Bizler ise -bildiğiniz gibi- sırtını elden geldiğince, aklımız yettiğince, bilime dayayan okültistleriz. Dayandığımız bilim alanları öncelikle fizik ve aslında kuantum mekaniğidir. Kuantum mekaniği evrenin her an yeniden yapılandığını ortaya çıkartmıştır. Hem de -çok basite indirgersek- evren, insan beyni tarafından yeniden yaratılmaktadır. Eş deyişle “neye inanırsanız onu yaşamaktasınız”dır. Bu bilimsel gerçek dolaylı olarak Müslümanlıkta da doğrulanır; çünkü Kuran’de sık sık insanın Şeytan’a inanabileceği “kandırılacağı” şeklindeki uyarılar yer alır. Eğer her şey mutlak olsa, iyiliğin odağı olarak görülen Allah’ın evreninde kötü bir şey olamaz. Oysa insanın “kötü yola” kayabileceği hakkındaki uyarılar, evrende Allah’ın isteği dışında şeyler olduğunu söylemektedir. Bu da bizim bölünen evren teorisini güçlendirmektedir. İman ortamında dile getirirsek evren, insanın cennette Şeytan ile teşriki mesai yaptıktan sonra oluşan yerdir, ama tam Şeytan’ın mekanı değildir, orta noktadır. Bölünen veren teorisini destekleyen onlarca yaratılış mitinde yaratıcı (ya da yaratıcı tanrı ve tanrıçalar) son anda devreye girip ikiye ayrılmış parçaların bir arada çalışmasını sağlar… böylece evren bölünmüş, ama dağılmamış olarak kalır.

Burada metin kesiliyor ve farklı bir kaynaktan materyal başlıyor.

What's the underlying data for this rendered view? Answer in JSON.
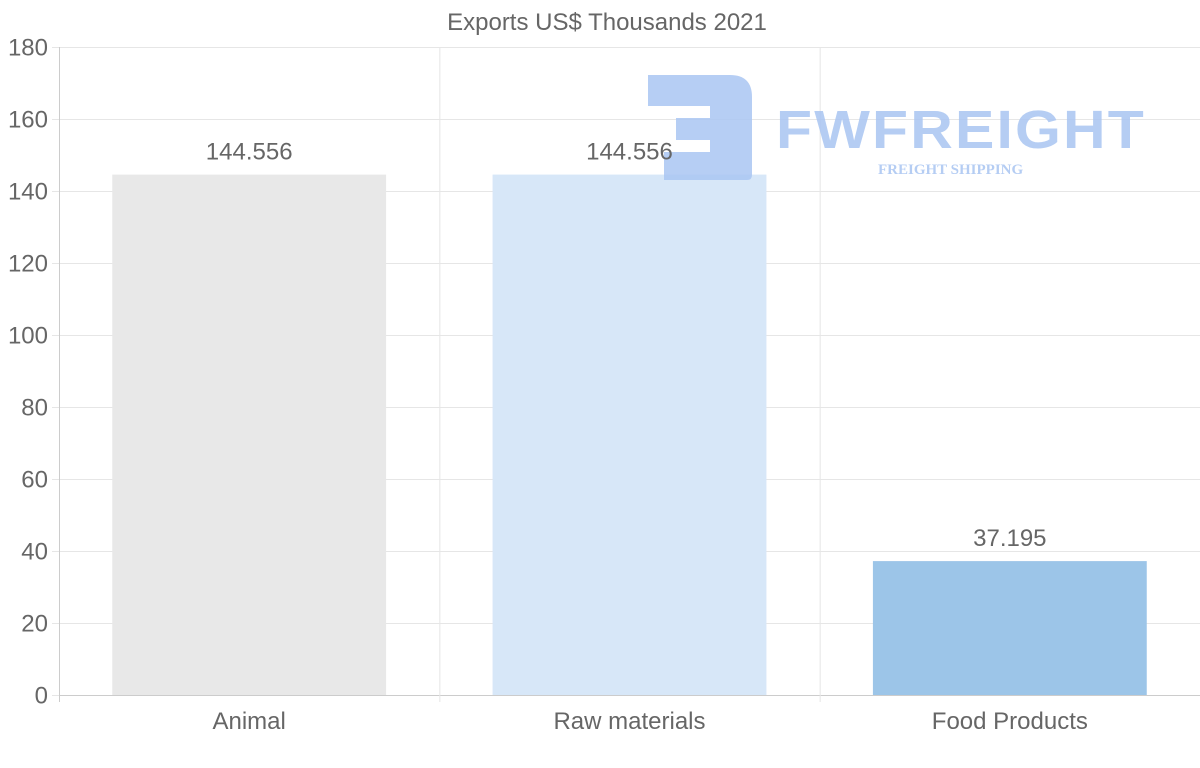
{
  "chart_data": {
    "type": "bar",
    "title": "Exports US$ Thousands 2021",
    "categories": [
      "Animal",
      "Raw materials",
      "Food Products"
    ],
    "values": [
      144.556,
      144.556,
      37.195
    ],
    "value_labels": [
      "144.556",
      "144.556",
      "37.195"
    ],
    "colors": [
      "#e8e8e8",
      "#d7e7f8",
      "#9cc5e8"
    ],
    "xlabel": "",
    "ylabel": "",
    "ylim": [
      0,
      180
    ],
    "yticks": [
      0,
      20,
      40,
      60,
      80,
      100,
      120,
      140,
      160,
      180
    ],
    "grid": true,
    "legend": "none"
  },
  "watermark": {
    "brand": "FWFREIGHT",
    "tagline": "FREIGHT SHIPPING",
    "color": "#a9c5f2"
  }
}
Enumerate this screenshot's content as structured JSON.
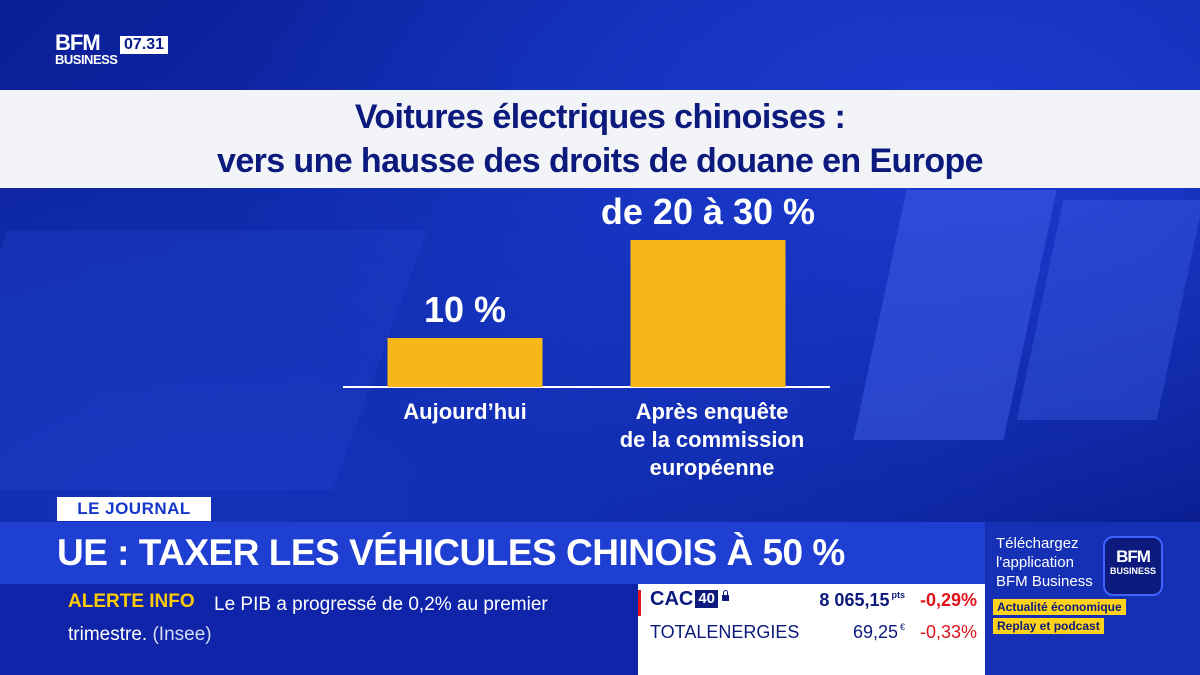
{
  "broadcast": {
    "logo_top": "BFM",
    "logo_bottom": "BUSINESS",
    "clock": "07.31"
  },
  "graphic": {
    "title_line1": "Voitures électriques chinoises :",
    "title_line2": "vers une hausse des droits de douane en Europe"
  },
  "chart_data": {
    "type": "bar",
    "title": "Voitures électriques chinoises : vers une hausse des droits de douane en Europe",
    "categories": [
      "Aujourd’hui",
      "Après enquête de la commission européenne"
    ],
    "category_lines": [
      [
        "Aujourd’hui"
      ],
      [
        "Après enquête",
        "de la commission",
        "européenne"
      ]
    ],
    "values": [
      10,
      30
    ],
    "value_ranges": [
      [
        10,
        10
      ],
      [
        20,
        30
      ]
    ],
    "data_labels": [
      "10 %",
      "de 20 à 30 %"
    ],
    "unit": "%",
    "color": "#f7b719",
    "grid": false,
    "legend": "none"
  },
  "lower_third": {
    "tag": "LE JOURNAL",
    "headline": "UE : TAXER LES VÉHICULES CHINOIS À 50 %",
    "alert_label": "ALERTE INFO",
    "alert_text": "Le PIB a progressé de 0,2% au premier trimestre.",
    "alert_source": "(Insee)"
  },
  "market": {
    "rows": [
      {
        "name": "CAC",
        "badge": "40",
        "value": "8 065,15",
        "unit": "pts",
        "change": "-0,29%"
      },
      {
        "name": "TOTALENERGIES",
        "value": "69,25",
        "unit": "€",
        "change": "-0,33%"
      }
    ]
  },
  "promo": {
    "text": "Téléchargez l'application BFM Business",
    "logo_top": "BFM",
    "logo_bottom": "BUSINESS",
    "chip1": "Actualité économique",
    "chip2": "Replay et podcast"
  },
  "colors": {
    "background": "#0f2cb0",
    "bar": "#f7b719",
    "headline_band": "#1e3fd2",
    "alert": "#ffcb05",
    "negative": "#e0131b"
  }
}
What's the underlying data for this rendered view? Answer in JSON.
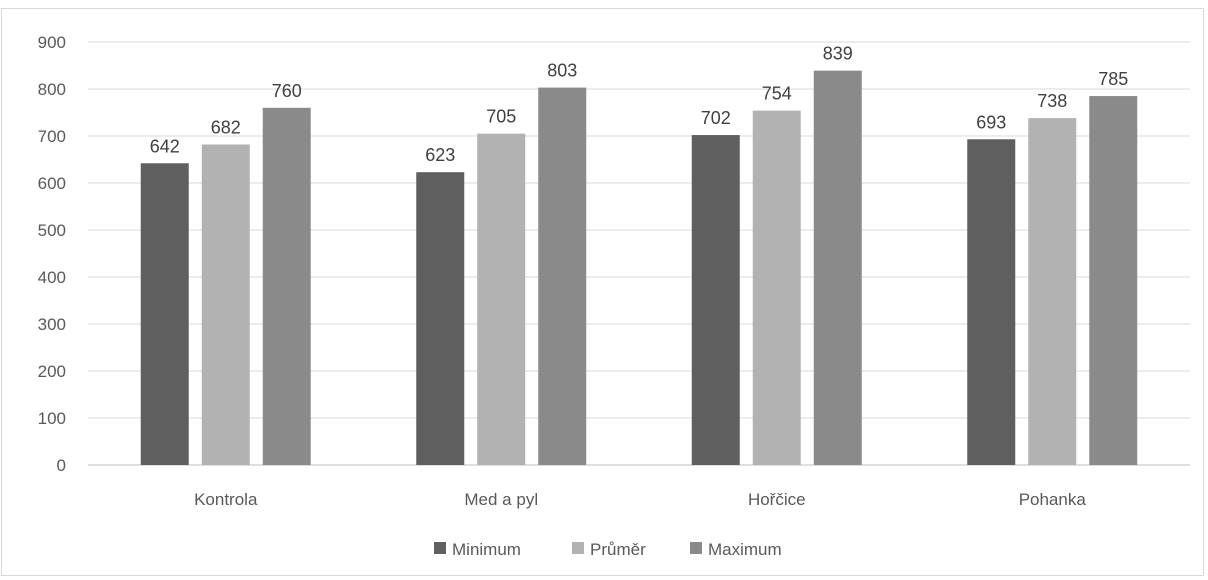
{
  "chart_data": {
    "type": "bar",
    "categories": [
      "Kontrola",
      "Med a pyl",
      "Hořčice",
      "Pohanka"
    ],
    "series": [
      {
        "name": "Minimum",
        "color": "#5f5f5f",
        "values": [
          642,
          623,
          702,
          693
        ]
      },
      {
        "name": "Průměr",
        "color": "#b2b2b2",
        "values": [
          682,
          705,
          754,
          738
        ]
      },
      {
        "name": "Maximum",
        "color": "#8a8a8a",
        "values": [
          760,
          803,
          839,
          785
        ]
      }
    ],
    "ylim": [
      0,
      900
    ],
    "yticks": [
      0,
      100,
      200,
      300,
      400,
      500,
      600,
      700,
      800,
      900
    ],
    "grid": true,
    "legend_position": "bottom",
    "title": "",
    "xlabel": "",
    "ylabel": ""
  }
}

Bu bilgiler sonrasında insanların kesin kaderinin olmadığı, isterlerse şahane kaderler yaşayabilecekleri, yaşamıyorlarsa kendilerini suçlamaları gerektiği kadar, kesin bir isimlerinin olmadığı düşüncesi de ortaya çıkar. Kesin bir yapıları yoktur ki isimleri olsun! Orta evrene “değişmek” (büyük olasılıkla gelişmek, iyileşmek, evrimselleşmek) için gelinmiş, ya da daha doğrusu “çekilinmiştir”.
Yeniden sizin rüyanıza dönecek olursak sizin görümünüzde yer alan isim, sizin evriminiz sonrası size layık görülmüş olabileceği için bence değerli bir rüyadır. Ayrıca hem tasavvufla ilgili, hem de bir mağarada geçmekte. Bizim inançta -anaerkil ezoterizmde- mağaralar kutsal mekanlardır. (Yahudilikte ise dağ başları… alın size yine bir polar yapı daha!)
Verdiğim yanıtları onurlandırmanız ve beni teselli etmeye çalışmanız çok değerli tutumlar, teşekkürler ederim; bunları ifa edebildiğiniz için öyle şanslısınız ki… tabii ki ben de sizin gibi bir okuyanım (belki de sanal öğrencim2) olduğu için şanslıyım. Güzel sözler, ne güzel çakışma anları yaratmakta evrende…
Yahu, bir anda yeşil/pembe pırıltılarla yüklü kuantlar yarattık! Valla aferin bize… Bu kuantlar bu anda başkalarının kuantları ile senkronize olacak ve evrende bir kötülük engellenecek. Nezaket ve güzel sözler böyle bir şey işte…
DİP NOTLAR
[1]
İsmin, kaderi etkilediği inancını içeren ezoterizm disiplini. Bu konuda pek çok örneği Kabalizm, mitoloji, hatta Tevrat’ta bulabilirsiniz.
[2]
Öğrencilerim olması beni sevindirse de, öğretmen olmaktan pek hazzetmediğimi ekleyeyim: Ben öğretici değil, söyleyiciyim. Öğrencilerim ise laflarımı beğenip, benimseyenlerdir. Beğenen benimser, beğenmeyen benim lafları sollar, yoluna devam eder. Bu yüzden bizim eğitime “eğitim” denmesinden de hoşlanmıyorum, ama benim duygu ve hedeflerimi anlatacak tek bir kelime ne yazık ki yok ve mecburen en yakın anlamlı sözcük olan “eğitim”i kullanıyoruz.